Figure 3: Implicit geometry of context (top) and word (bottom) embeddings with text annotations for the Simplified TinyStories dataset. High similarity (lighter color) reflects linguistic and syntactic groupings.
- Robustness to Architecture: Results are shown to hold across both transformer and deep MLP architectures, conditional on sufficient model capacity and training (Appendix Fig. 14).
In the perfectly symmetric regime (each context followed by k out of V words, all combinations appearing), the subspace collapse and directional alignment admit closed-form solutions: word embeddings form an equiangular tight frame (ETF), and context embeddings co-align with the centroid of their in-support words (Fig. 6 in the Appendix).
When supports are not symmetric and vocabulary sizes are large, a centered support-set proxy predicts both word and context geometry up to an orthogonal transformation, surviving to realistic language datasets.
Broader Implications, Limitations, and Future Work
This analysis formalizes and quantifies how implicit bias in overparameterized NTP pushes model representations to cluster and align with support-sets of next-token distributions, irrespective of frequency information. Concrete implications include:
- Interpretability: Provides an analytic handle for interpreting and probing language embedding geometries in overparameterized settings, especially regarding why similar linguistic settings (i.e. similar support patterns) lead to similar representations.

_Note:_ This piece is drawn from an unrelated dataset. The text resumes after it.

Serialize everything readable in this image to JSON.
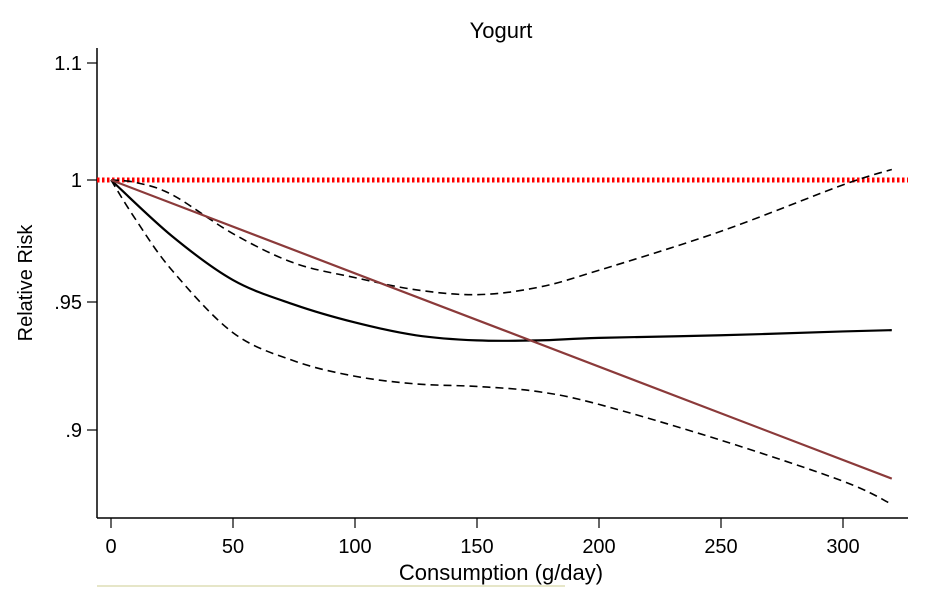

- Practical Training: Suggests that learning dynamics under CE loss will generically erase absolute frequency information in the dominant subspace, encoding only the support pattern unless explicit regularization or architecture constraints are imposed.

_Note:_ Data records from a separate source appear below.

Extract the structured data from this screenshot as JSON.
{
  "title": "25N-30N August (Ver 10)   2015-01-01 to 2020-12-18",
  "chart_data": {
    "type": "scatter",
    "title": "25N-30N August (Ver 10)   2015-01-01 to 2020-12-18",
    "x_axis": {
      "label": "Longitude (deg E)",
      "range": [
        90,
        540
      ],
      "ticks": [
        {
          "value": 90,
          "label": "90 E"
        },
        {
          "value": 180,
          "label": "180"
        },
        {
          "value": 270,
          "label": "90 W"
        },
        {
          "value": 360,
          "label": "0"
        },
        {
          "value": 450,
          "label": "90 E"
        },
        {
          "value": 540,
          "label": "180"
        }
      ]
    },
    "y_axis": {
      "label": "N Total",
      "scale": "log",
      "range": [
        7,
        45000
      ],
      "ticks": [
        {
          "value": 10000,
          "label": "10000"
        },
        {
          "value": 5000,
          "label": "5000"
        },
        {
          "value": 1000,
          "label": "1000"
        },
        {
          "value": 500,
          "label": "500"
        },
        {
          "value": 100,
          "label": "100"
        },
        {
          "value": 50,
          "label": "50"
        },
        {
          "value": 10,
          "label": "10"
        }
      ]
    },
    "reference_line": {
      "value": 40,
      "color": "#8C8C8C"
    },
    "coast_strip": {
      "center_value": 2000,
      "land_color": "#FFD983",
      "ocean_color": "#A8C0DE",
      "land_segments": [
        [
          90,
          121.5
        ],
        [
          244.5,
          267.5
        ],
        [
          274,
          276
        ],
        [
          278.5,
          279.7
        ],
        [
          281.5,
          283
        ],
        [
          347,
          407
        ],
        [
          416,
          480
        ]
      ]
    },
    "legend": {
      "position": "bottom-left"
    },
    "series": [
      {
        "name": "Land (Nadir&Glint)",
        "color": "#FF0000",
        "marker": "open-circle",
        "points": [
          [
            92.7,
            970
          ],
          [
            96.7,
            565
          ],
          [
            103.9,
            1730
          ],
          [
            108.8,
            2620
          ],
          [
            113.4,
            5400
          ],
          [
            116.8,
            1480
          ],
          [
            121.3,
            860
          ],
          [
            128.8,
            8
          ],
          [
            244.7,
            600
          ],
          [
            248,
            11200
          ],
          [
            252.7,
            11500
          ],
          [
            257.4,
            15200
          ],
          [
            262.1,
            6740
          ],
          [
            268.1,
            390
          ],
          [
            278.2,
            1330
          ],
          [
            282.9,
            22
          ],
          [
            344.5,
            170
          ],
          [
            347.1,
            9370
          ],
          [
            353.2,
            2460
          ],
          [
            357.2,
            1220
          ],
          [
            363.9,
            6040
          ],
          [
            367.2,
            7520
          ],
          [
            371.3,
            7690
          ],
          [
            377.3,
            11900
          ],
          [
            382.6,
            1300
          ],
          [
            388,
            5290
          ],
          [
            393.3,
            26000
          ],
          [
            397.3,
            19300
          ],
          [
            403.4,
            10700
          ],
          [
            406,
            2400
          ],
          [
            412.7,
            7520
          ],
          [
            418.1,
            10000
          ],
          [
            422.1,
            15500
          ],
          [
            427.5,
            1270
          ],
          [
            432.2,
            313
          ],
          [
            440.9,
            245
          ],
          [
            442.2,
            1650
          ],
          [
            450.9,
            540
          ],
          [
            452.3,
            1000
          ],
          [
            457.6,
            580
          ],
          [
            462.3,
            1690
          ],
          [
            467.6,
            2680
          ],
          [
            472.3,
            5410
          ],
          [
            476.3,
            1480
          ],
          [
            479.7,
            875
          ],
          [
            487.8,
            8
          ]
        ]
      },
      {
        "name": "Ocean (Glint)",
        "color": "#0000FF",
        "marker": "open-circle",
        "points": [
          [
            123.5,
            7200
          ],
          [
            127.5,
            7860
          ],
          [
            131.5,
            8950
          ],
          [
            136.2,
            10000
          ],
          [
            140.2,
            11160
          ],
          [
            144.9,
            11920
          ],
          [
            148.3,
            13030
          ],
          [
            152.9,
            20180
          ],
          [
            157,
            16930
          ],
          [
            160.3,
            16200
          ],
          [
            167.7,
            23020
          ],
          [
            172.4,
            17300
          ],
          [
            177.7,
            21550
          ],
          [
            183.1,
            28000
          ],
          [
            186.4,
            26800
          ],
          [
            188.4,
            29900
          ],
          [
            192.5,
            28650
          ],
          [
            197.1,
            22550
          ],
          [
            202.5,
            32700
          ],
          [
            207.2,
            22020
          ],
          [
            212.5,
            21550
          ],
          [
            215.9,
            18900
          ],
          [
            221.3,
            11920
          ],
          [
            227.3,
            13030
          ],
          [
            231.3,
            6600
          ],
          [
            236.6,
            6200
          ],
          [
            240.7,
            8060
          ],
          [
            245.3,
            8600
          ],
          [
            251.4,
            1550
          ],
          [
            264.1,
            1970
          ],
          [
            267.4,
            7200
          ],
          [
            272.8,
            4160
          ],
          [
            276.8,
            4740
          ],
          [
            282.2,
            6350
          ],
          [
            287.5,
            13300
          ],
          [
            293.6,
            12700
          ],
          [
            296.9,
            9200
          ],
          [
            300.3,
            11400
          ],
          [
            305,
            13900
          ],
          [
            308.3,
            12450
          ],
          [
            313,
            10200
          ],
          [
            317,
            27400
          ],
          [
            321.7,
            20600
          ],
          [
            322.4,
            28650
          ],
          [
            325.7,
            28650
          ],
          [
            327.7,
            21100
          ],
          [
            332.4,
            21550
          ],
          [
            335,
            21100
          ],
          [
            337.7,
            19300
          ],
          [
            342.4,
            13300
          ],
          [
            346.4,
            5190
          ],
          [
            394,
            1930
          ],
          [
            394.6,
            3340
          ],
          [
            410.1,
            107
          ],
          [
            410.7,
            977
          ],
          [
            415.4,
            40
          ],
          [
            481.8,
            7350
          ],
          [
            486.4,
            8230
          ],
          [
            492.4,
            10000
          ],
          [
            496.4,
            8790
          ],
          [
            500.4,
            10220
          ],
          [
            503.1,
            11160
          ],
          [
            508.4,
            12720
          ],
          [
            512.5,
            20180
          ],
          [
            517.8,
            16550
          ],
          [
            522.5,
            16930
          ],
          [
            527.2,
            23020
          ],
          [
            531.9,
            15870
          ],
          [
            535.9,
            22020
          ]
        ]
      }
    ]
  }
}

- Proxy-based Analysis: Motivates computationally tractable proxies (support-centered Gram matrices) for geometric analysis, useful for large-scale empirical interpretability and for model debugging.

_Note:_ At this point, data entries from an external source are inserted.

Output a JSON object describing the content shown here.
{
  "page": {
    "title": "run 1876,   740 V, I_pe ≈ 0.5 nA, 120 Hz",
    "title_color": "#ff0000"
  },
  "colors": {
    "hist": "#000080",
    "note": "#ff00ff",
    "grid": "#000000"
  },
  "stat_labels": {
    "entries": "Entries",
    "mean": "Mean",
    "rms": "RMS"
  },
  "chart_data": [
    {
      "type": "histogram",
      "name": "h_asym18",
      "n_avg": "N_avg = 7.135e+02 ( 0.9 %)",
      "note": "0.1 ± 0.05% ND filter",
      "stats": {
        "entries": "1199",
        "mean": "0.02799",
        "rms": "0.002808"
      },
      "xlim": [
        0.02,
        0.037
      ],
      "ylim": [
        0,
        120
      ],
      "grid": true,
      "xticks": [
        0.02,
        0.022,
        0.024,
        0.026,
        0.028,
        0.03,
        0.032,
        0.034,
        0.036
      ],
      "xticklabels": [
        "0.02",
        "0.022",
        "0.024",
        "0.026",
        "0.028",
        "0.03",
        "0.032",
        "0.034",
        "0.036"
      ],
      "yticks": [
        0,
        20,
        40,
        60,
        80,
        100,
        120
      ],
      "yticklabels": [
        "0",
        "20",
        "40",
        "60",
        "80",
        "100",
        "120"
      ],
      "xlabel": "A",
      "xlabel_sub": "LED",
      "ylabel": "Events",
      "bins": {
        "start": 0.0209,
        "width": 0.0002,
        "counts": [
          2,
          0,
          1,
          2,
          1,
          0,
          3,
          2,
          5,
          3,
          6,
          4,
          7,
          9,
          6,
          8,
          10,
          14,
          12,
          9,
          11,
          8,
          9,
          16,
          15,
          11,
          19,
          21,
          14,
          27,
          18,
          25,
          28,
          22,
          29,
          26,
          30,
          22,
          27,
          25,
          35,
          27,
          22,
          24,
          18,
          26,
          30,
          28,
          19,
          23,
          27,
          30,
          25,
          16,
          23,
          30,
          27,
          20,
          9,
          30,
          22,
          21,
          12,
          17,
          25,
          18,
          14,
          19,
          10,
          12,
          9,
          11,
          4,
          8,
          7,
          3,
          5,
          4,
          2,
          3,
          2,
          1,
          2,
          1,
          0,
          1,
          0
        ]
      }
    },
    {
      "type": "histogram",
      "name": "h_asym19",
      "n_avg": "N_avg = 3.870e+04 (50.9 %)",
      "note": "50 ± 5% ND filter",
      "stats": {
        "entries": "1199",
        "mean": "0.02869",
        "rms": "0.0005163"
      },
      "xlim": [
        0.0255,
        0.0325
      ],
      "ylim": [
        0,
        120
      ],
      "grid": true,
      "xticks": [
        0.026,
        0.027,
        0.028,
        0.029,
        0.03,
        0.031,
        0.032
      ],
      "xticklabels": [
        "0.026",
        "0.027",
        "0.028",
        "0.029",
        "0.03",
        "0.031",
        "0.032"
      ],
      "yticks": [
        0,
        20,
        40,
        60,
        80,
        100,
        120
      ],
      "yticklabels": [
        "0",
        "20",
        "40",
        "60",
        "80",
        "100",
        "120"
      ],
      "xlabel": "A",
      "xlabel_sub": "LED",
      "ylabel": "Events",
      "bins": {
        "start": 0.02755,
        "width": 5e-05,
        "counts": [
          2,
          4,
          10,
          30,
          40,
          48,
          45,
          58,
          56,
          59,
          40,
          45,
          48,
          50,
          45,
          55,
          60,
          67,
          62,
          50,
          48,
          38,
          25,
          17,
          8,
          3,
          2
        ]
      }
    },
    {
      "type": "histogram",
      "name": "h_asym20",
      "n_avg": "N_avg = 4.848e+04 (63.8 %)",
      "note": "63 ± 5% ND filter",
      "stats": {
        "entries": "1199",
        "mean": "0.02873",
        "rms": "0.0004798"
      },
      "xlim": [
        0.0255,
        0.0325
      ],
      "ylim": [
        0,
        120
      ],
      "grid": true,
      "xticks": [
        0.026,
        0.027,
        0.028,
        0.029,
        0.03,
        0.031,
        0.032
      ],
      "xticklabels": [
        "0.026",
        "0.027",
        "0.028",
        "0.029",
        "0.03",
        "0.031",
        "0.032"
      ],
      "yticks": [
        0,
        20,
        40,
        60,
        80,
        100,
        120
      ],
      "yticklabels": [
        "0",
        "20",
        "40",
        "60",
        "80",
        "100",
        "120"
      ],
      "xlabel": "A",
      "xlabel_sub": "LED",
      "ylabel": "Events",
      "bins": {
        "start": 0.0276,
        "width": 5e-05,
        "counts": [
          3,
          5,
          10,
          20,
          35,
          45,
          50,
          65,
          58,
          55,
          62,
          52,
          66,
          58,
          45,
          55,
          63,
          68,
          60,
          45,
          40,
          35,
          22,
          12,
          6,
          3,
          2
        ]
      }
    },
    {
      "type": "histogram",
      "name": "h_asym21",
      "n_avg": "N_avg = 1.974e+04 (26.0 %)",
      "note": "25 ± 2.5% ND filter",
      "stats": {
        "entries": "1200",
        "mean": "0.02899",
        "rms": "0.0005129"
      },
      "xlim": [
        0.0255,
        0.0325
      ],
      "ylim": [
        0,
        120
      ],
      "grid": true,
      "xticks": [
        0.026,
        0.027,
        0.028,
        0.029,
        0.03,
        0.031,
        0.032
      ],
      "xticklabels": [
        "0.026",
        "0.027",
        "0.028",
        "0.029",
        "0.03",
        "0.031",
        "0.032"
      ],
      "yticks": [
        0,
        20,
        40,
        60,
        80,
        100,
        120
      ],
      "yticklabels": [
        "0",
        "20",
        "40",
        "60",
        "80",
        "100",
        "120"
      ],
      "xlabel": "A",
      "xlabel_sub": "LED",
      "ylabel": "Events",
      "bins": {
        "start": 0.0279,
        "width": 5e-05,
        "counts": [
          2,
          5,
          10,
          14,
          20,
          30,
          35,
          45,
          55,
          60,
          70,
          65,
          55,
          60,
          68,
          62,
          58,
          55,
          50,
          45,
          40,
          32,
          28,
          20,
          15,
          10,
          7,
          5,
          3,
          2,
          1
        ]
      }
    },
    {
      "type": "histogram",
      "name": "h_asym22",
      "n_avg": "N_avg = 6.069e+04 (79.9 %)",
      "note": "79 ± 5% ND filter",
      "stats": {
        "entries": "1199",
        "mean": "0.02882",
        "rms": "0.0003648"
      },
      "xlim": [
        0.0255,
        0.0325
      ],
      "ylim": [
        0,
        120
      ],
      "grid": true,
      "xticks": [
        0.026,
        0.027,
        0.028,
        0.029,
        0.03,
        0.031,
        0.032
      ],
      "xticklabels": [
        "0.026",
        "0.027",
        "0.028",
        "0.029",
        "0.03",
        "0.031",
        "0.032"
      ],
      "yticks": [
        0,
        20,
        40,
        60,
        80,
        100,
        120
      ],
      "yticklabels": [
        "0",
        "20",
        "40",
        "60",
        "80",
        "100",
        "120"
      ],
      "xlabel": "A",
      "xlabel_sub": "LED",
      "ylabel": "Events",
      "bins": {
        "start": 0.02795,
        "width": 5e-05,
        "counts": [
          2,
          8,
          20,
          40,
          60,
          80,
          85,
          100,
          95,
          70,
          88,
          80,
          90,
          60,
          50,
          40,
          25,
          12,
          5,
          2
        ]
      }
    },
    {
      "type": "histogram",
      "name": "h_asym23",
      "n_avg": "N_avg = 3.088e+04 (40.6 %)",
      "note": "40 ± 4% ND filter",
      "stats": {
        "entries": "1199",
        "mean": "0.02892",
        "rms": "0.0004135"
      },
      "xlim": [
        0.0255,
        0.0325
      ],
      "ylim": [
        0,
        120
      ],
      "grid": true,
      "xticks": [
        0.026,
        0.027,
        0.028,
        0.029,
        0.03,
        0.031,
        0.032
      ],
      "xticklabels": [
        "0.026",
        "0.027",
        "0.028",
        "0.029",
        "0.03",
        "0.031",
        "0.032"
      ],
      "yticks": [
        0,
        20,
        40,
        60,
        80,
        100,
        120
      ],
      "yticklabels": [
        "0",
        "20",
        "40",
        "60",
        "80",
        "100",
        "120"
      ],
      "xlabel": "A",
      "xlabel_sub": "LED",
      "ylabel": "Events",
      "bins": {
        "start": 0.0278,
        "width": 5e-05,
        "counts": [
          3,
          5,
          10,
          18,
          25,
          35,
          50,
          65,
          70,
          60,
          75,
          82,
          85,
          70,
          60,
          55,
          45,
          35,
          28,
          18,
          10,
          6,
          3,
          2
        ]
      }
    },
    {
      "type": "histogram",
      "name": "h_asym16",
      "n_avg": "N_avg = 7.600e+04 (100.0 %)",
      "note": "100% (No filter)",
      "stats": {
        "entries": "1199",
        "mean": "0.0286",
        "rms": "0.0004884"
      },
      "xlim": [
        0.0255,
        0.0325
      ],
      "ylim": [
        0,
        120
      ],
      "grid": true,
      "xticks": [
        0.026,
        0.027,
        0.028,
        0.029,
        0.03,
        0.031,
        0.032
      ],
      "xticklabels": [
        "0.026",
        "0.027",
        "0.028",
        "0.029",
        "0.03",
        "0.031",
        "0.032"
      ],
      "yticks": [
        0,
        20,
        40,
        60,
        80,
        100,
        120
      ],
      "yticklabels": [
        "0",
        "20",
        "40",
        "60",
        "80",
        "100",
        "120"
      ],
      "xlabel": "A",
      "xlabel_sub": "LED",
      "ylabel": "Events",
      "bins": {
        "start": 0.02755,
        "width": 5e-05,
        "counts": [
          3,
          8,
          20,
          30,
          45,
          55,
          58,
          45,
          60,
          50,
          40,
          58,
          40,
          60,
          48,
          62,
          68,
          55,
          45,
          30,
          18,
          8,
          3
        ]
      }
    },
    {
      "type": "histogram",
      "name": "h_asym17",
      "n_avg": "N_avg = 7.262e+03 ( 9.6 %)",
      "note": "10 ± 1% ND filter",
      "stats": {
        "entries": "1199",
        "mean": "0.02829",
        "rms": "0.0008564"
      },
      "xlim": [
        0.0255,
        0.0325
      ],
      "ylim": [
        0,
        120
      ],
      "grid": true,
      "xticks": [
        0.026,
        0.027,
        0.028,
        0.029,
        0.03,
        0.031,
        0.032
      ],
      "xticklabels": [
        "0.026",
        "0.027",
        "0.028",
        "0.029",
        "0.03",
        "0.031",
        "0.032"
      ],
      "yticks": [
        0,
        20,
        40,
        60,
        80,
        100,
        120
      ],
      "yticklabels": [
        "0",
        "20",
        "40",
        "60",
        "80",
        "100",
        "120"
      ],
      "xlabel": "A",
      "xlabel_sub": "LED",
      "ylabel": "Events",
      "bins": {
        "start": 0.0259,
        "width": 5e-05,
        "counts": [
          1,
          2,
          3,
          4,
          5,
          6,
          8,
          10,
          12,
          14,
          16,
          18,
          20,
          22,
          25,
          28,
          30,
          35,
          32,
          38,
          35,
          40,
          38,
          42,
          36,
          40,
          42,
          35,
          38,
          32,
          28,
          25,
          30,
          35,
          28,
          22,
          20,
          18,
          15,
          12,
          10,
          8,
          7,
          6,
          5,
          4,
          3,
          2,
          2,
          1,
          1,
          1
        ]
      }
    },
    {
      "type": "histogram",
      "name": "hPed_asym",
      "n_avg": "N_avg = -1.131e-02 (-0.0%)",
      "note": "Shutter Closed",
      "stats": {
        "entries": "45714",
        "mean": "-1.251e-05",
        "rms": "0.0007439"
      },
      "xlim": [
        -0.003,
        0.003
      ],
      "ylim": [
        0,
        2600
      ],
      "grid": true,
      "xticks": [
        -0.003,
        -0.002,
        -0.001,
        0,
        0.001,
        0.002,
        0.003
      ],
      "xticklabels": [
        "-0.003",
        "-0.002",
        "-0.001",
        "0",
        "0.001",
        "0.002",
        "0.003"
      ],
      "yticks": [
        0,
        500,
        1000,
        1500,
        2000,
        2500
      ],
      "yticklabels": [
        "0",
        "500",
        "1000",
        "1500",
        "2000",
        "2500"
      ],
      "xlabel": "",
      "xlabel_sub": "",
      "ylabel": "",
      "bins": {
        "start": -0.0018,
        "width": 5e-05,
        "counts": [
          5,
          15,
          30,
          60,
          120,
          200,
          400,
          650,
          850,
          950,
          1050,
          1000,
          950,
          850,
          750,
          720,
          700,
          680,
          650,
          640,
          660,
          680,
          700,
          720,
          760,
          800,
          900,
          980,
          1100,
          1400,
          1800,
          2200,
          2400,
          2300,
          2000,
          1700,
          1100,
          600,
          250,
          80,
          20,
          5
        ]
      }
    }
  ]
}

- Links to Neural Collapse and Matrix Factorization: Connects the language modeling regime to work on neural collapse in classification settings as well as to Word2Vec's PMI factorization. The study generalizes these ideas to arbitrary sparsity and soft-label structures.
- Generalization Beyond Transformers: Framework is agnostic to architecture if the loss is driven to the lower bound and representations are sufficiently rich. However, in practice, transformers saturate the bound more efficiently than MLPs.
Open Questions and Directions:
- Can the characterization be generalized to cases where d<V (embedding smaller than vocabulary)? Empirically, convergence slows but geometry persists.
- How does the introduction of explicit regularization, non-converged training, or capacity constraints modify the implicit bias seen here?
- Does the identified structure influence higher-level linguistic phenomena (e.g., analogical structure, syntactic regularities) observed in large LMs?
- What are the implications for robustness, data bias, and explainable AI in NLP?
- How does the phenomenon extend to autoregressive training with variable context window and in settings with more naturalistic, non-sparse support patterns?
- Finally, could regularization or architectural design tune the balance between memorizing frequency information and support-alignment, offering a knob for interpretability or generalization?
Conclusion
This work provides a detailed analytic and empirical foundation for understanding the geometric inductive bias of next-token prediction in LLMs. It shows that, up to finite differences capturing empirical frequencies, context and word embedding spaces align almost entirely according to the binary support structure of next-token probabilities, with subspace collapse for contexts sharing identical supports. Both insights and proxies derived in this work have immediate applications for interpretability, generalization analysis, and the principled design of LLM training procedures.